La scelta scaturiva dalla necessità di ridurre la quantità di energia elettrica proveniente dalla rete esterna rispetto alla quota di quella autoprodotta (più “pregiata”, da un punto di vista strategico, per il funzionamento della struttura) e di recuperare energia termica per rispondere efficacemente ai fabbisogni energetici dei padiglioni per i servizi di riscaldamento, acqua calda sanitaria e di fluido freddo, mediante l’accoppiamento di un gruppo ad assorbimento.

Un ospedale deve fronteggiare con tempestività ed efficacia, escludendo ogni possibile malfunzionamento o interruzione di erogazione di energia, un’attività che si presenta continuativa e caratterizzata da una richiesta energetica elevata. Per questo, il piano di ammodernamento del patrimonio impiantistico individuato e programmato è stato finalizzato ad incrementare l’affidabilità di funzionamento anche in condizioni estreme e di uso persistente, con scarsa possibilità di fermo impianto, vista la natura alle prestazioni del servizio da erogare.

L'affidamento in outsourcing: il ricorso al partenariato pubblico privato

Nel 2008 è stata indetta una procedura aperta per l’affidamento del servizio di manutenzione degli immobili di proprietà dell'azienda ospedaliera per la durata di 7 anni. Appalto aggiudicato in maniera definitiva un anno dopo da ATI Siram S.p.A./Manutencoop F.M. S.p.A./Enertek S.r.l./Carpem S.r.l./Air Liquide Sanità Service S.p.A./Consorzio del Bo S.c.a.r.l. (e il cui servizio è stato consegnato l'anno seguente), e che prevedeva una serie di attività:

  • Servizio energia con fornitura combustibile;
  • Servizio conduzione e manutenzione degli impianti idrici termici elettrici;
  • Servizio manutenzione edile e strutturale;
  • Servizio conduzione e manutenzione impianti gas medicinali;
  • Servizio manutenzione impianti antincendio;
  • Servizio pulizia sanificazione dei canali dell’aria;
  • Servizio conduzione e manutenzione degli impianti elevatori;
  • Servizio manutenzione aree a verdi

Si tratta di un esempio di partenariato pubblico privato citato come best practice anche nel corso dell'evento organizzato dal MISE per presentare i risultati del POI Energia 2007-2013: uno strumento, quello del partenatiato, “su cui dobbiamo lavorare maggiormente”, nota Simonetta Piezzo, dirigente del Mise, autorità di gestione del programma.

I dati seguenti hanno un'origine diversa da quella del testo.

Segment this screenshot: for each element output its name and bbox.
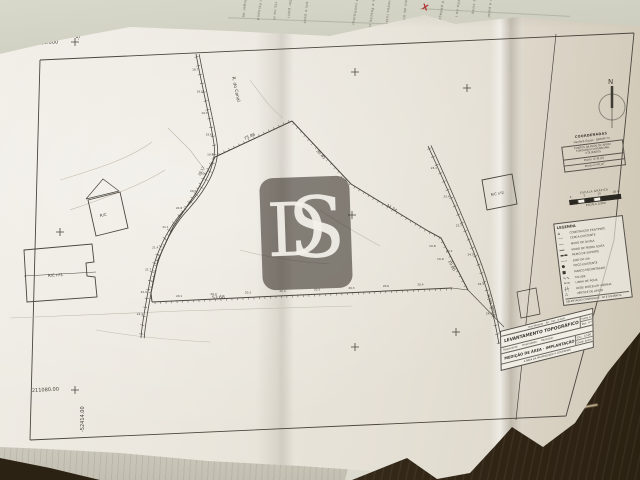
building-outline: [517, 288, 540, 318]
survey-tick: [146, 289, 150, 290]
survey-tick: [429, 232, 430, 234]
station-number: 20.2: [201, 171, 207, 175]
survey-tick: [410, 221, 411, 223]
legend-symbol-icon: △: [565, 292, 577, 297]
drawing-label: R/C: [99, 212, 107, 218]
station-number: 19.0: [197, 89, 203, 93]
survey-tick: [420, 227, 421, 229]
survey-tick: [191, 197, 193, 198]
station-number: 19.9: [207, 152, 213, 156]
station-number: 19.3: [201, 111, 207, 115]
survey-tick: [363, 192, 364, 194]
survey-tick: [188, 202, 190, 203]
survey-tick: [373, 198, 374, 200]
station-number: 24.0: [468, 253, 474, 257]
survey-tick: [377, 201, 378, 203]
survey-tick: [354, 186, 355, 188]
survey-tick: [311, 143, 313, 145]
survey-tick: [195, 194, 198, 196]
drawing-label: 75.86: [243, 131, 256, 141]
station-number: 19.6: [206, 133, 212, 137]
survey-tick: [145, 298, 149, 299]
drawing-label: 20.1: [446, 249, 453, 253]
survey-tick: [184, 206, 186, 207]
survey-tick: [315, 147, 317, 149]
station-number: 24.6: [486, 312, 492, 316]
station-number: 21.1: [162, 225, 168, 229]
station-number: 21.4: [152, 246, 158, 250]
legend-rows: ⌂CONSTRUÇÃO EXISTENTE╌╌CERCA EXISTENTE──…: [557, 223, 629, 297]
survey-tick: [334, 167, 336, 169]
survey-tick: [326, 159, 328, 161]
survey-tick: [307, 139, 309, 141]
survey-tick: [415, 224, 416, 226]
contour-line: [60, 142, 152, 180]
survey-tick: [338, 171, 340, 173]
drawing-label: R/C nº2: [490, 191, 504, 197]
contour-line: [96, 330, 210, 342]
watermark-letter-s: S: [286, 185, 346, 271]
drawing-label: 211080.00: [32, 387, 59, 394]
survey-tick: [368, 195, 369, 197]
survey-tick: [349, 183, 351, 185]
drawing-label: -52414.00: [80, 406, 86, 432]
survey-tick: [405, 218, 406, 220]
survey-sheet: 211180.000-52414.000211080.00-52414.00NR…: [0, 0, 640, 480]
survey-tick: [439, 237, 440, 239]
survey-tick: [292, 123, 294, 125]
boundary-line: [215, 121, 292, 157]
talude-line: [10, 306, 352, 318]
survey-tick: [330, 163, 332, 165]
station-number: 23.7: [456, 224, 462, 228]
survey-tick: [434, 235, 435, 237]
drawing-label: 19.9: [437, 257, 444, 261]
contour-line: [250, 80, 283, 118]
station-number: 20.4: [417, 283, 423, 287]
station-number: 22.0: [141, 290, 147, 294]
station-number: 20.3: [210, 292, 216, 296]
station-number: 22.3: [137, 312, 143, 316]
survey-tick: [148, 280, 152, 281]
station-number: 20.2: [245, 291, 251, 295]
drawing-label: R/C nº1: [48, 272, 64, 278]
survey-tick: [359, 189, 360, 191]
station-number: 23.1: [431, 166, 437, 170]
station-number: 20.8: [176, 206, 182, 210]
station-number: 18.7: [192, 68, 198, 72]
station-number: 23.4: [443, 195, 449, 199]
survey-tick: [300, 131, 302, 133]
drawing-label: 30.45: [315, 148, 327, 160]
survey-tick: [142, 316, 146, 317]
drawing-label: R. do Canal: [230, 76, 241, 102]
legend-box: LEGENDA ⌂CONSTRUÇÃO EXISTENTE╌╌CERCA EXI…: [553, 215, 633, 306]
drawing-label: N: [608, 78, 613, 86]
boundary-line: [151, 157, 215, 302]
watermark-logo: D S: [259, 175, 353, 290]
survey-tick: [424, 229, 425, 231]
station-number: 20.3: [348, 286, 354, 290]
station-number: 20.5: [190, 189, 196, 193]
survey-tick: [143, 307, 147, 308]
station-number: 24.3: [478, 282, 484, 286]
station-number: 20.1: [176, 294, 182, 298]
survey-tick: [382, 204, 383, 206]
station-number: 20.6: [383, 284, 389, 288]
drawing-label: 19.8: [429, 244, 436, 248]
survey-tick: [172, 222, 175, 224]
boundary-line: [152, 288, 452, 302]
station-number: 21.7: [145, 268, 151, 272]
stream-line: [168, 128, 205, 170]
survey-tick: [396, 212, 397, 214]
building-outline: [88, 192, 128, 236]
photo-of-topographic-plan: { "background": { "red_mark": "X", "top_…: [0, 0, 640, 480]
survey-tick: [304, 135, 306, 137]
survey-tick: [401, 215, 402, 217]
survey-tick: [140, 325, 144, 326]
coordinates-notes-box: COORDENADAS Hayford-Gauss · DATUM 73 PON…: [560, 129, 626, 172]
survey-tick: [296, 127, 298, 129]
drawing-label: 19.80: [447, 259, 457, 272]
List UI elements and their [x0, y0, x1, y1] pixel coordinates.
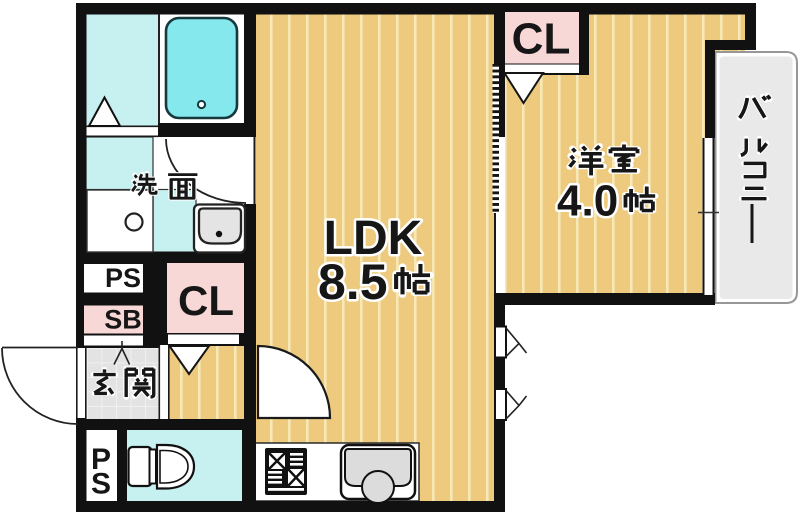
svg-text:SB: SB [104, 305, 142, 335]
svg-text:CL: CL [178, 277, 234, 324]
svg-text:S: S [91, 468, 111, 501]
svg-text:4.0: 4.0 [557, 177, 618, 226]
svg-text:PS: PS [105, 263, 141, 293]
svg-text:CL: CL [512, 15, 571, 64]
svg-text:8.5: 8.5 [318, 254, 388, 310]
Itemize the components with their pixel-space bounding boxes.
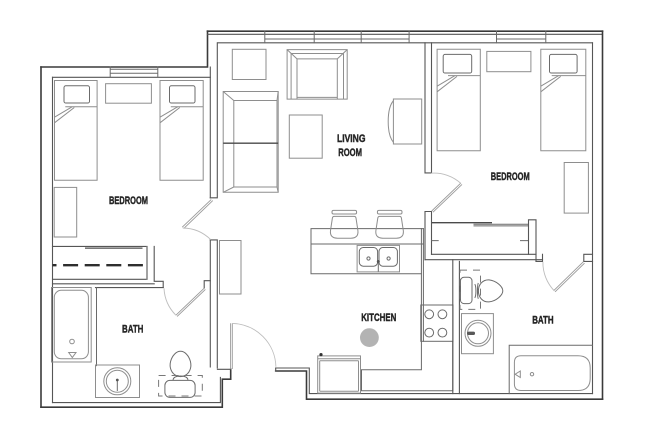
svg-text:ROOM: ROOM bbox=[338, 147, 362, 159]
svg-text:KITCHEN: KITCHEN bbox=[361, 312, 396, 324]
svg-text:LIVING: LIVING bbox=[337, 133, 366, 145]
svg-text:BATH: BATH bbox=[122, 324, 143, 336]
svg-text:BEDROOM: BEDROOM bbox=[109, 195, 148, 207]
svg-text:BEDROOM: BEDROOM bbox=[491, 171, 530, 183]
svg-text:BATH: BATH bbox=[532, 314, 553, 326]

La centrale di trigenerazione

L’impianto di cogenerazione è stato installato in una centrale dedicata, denominata di trigenerazione, posta nell’area adiacente la precedente centrale di cogenerazione. Il nuovo edificio, di circa 250 mq, è stato realizzato in seguito allo sbancamento di parte del parcheggio del nosocomio.

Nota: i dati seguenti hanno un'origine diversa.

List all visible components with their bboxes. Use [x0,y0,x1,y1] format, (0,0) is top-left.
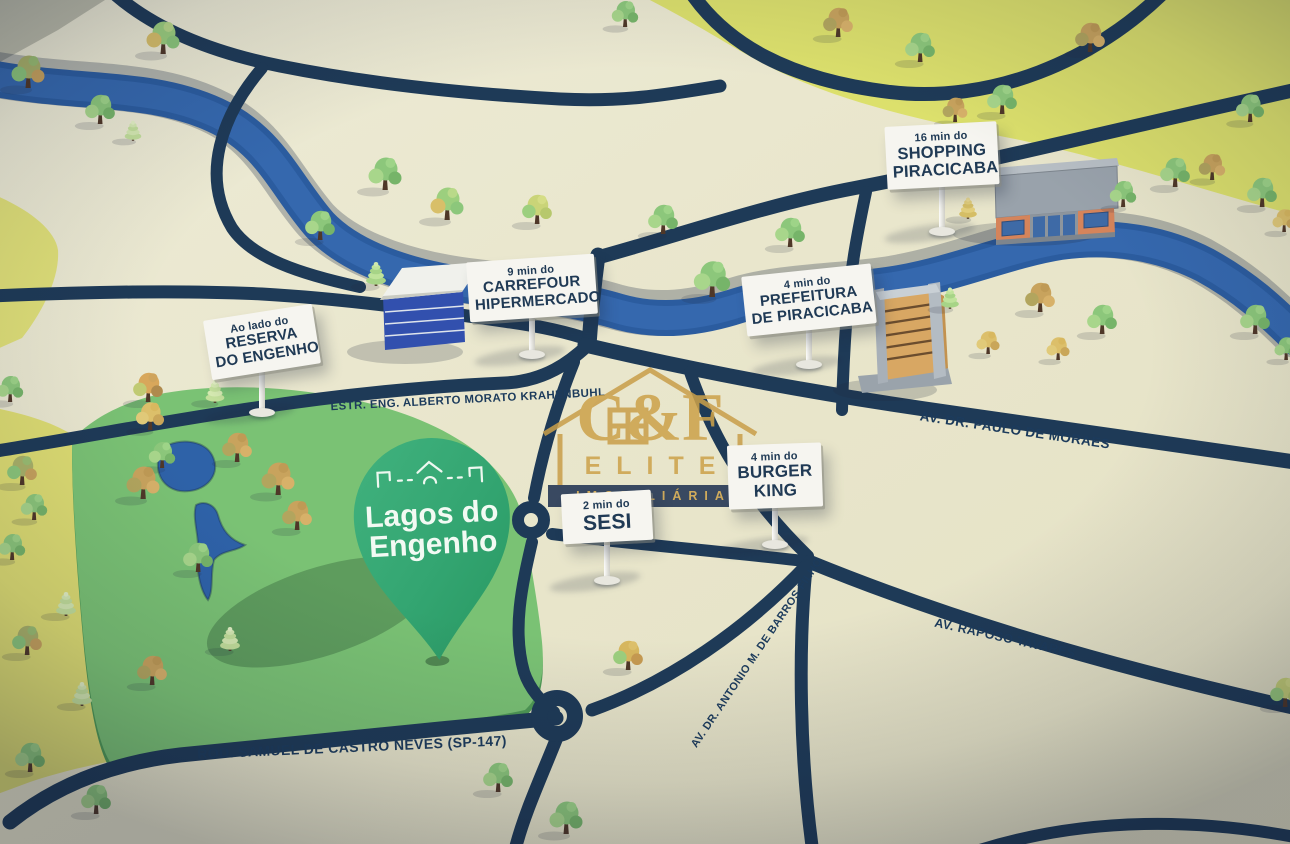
sign-card: 16 min do SHOPPING PIRACICABA [884,121,999,190]
sign-base [519,350,545,359]
sign-title: SESI [568,509,647,536]
sign-card: 9 min do CARREFOUR HIPERMERCADO [466,254,598,323]
sign-title: KING [734,480,817,502]
sign-base [796,360,822,369]
sign-title: PIRACICABA [892,159,993,182]
sign-post [772,508,778,544]
sign-card: 4 min do PREFEITURA DE PIRACICABA [741,263,877,336]
sign-card: 2 min do SESI [561,490,653,545]
sign-sesi: 2 min do SESI [562,492,652,542]
sign-post [259,372,265,412]
sign-title: BURGER [734,462,817,484]
sign-card: Ao lado do RESERVA DO ENGENHO [203,304,321,380]
sign-card: 4 min do BURGER KING [727,442,823,510]
sign-carrefour: 9 min do CARREFOUR HIPERMERCADO [468,258,596,318]
sign-post [806,330,812,364]
sign-prefeitura: 4 min do PREFEITURA DE PIRACICABA [744,270,874,330]
sign-reserva-do-engenho: Ao lado do RESERVA DO ENGENHO [207,312,317,372]
map-canvas: Lagos do Engenho C&F ELITE IMOBILIÁRIA A… [0,0,1290,844]
pin-label-line2: Engenho [368,525,498,565]
sign-post [939,187,945,231]
sign-post [604,542,610,580]
sign-shopping-piracicaba: 16 min do SHOPPING PIRACICABA [886,124,998,187]
sign-post [529,318,535,354]
sign-burger-king: 4 min do BURGER KING [728,444,822,508]
terrain-svg: Lagos do Engenho [0,0,1290,844]
sign-base [249,408,275,417]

Le dimensioni di tale centrale sono di 10 metri di larghezza per 25,50 metri di lunghezza, per un’altezza complessiva, compreso anche il tetto a falde, di circa 12 metri. Sulla falda opposta, invece, sono stati installati una serie di pannelli fotovoltaici per una potenza di circa 20 kW. L’impianto è costituito da un gruppo generatore alimentato a gas metano con catalizzatori da 600 kWe, un sistema di raffreddamento di emergenza singolo per il motore, aftercooler, un sistema di recupero termico atto alla produzione di acqua calda (T=75°-90°), e un sistema di bypass gas di scarico, quando non è richiesto il recupero termico.

Le attività programmate prevedono, inoltre, l’audit dei consumi energetici dei singoli padiglioni, mediante il monitoraggio ed il controllo della richiesta energetica degli edifici al fine di verificare il raggiungimento dei risultati attesi dagli interventi progettuali, programmare nuovi interventi puntuali e mirati e sensibilizzare gli utenti verso il risparmio energetico.

Il progetto prevede una spesa totale, per audit e lavori, di 4.214.601,75 euro, aggiudicati, in seguito ad indizione di gara pubblica con procedura aperta, da Sea Costruzioni, mediante offerta economicamente più vantaggiosa di cui 3.532.998,07 euro finanziati mediante le risorse del POI Energia 2007-2013.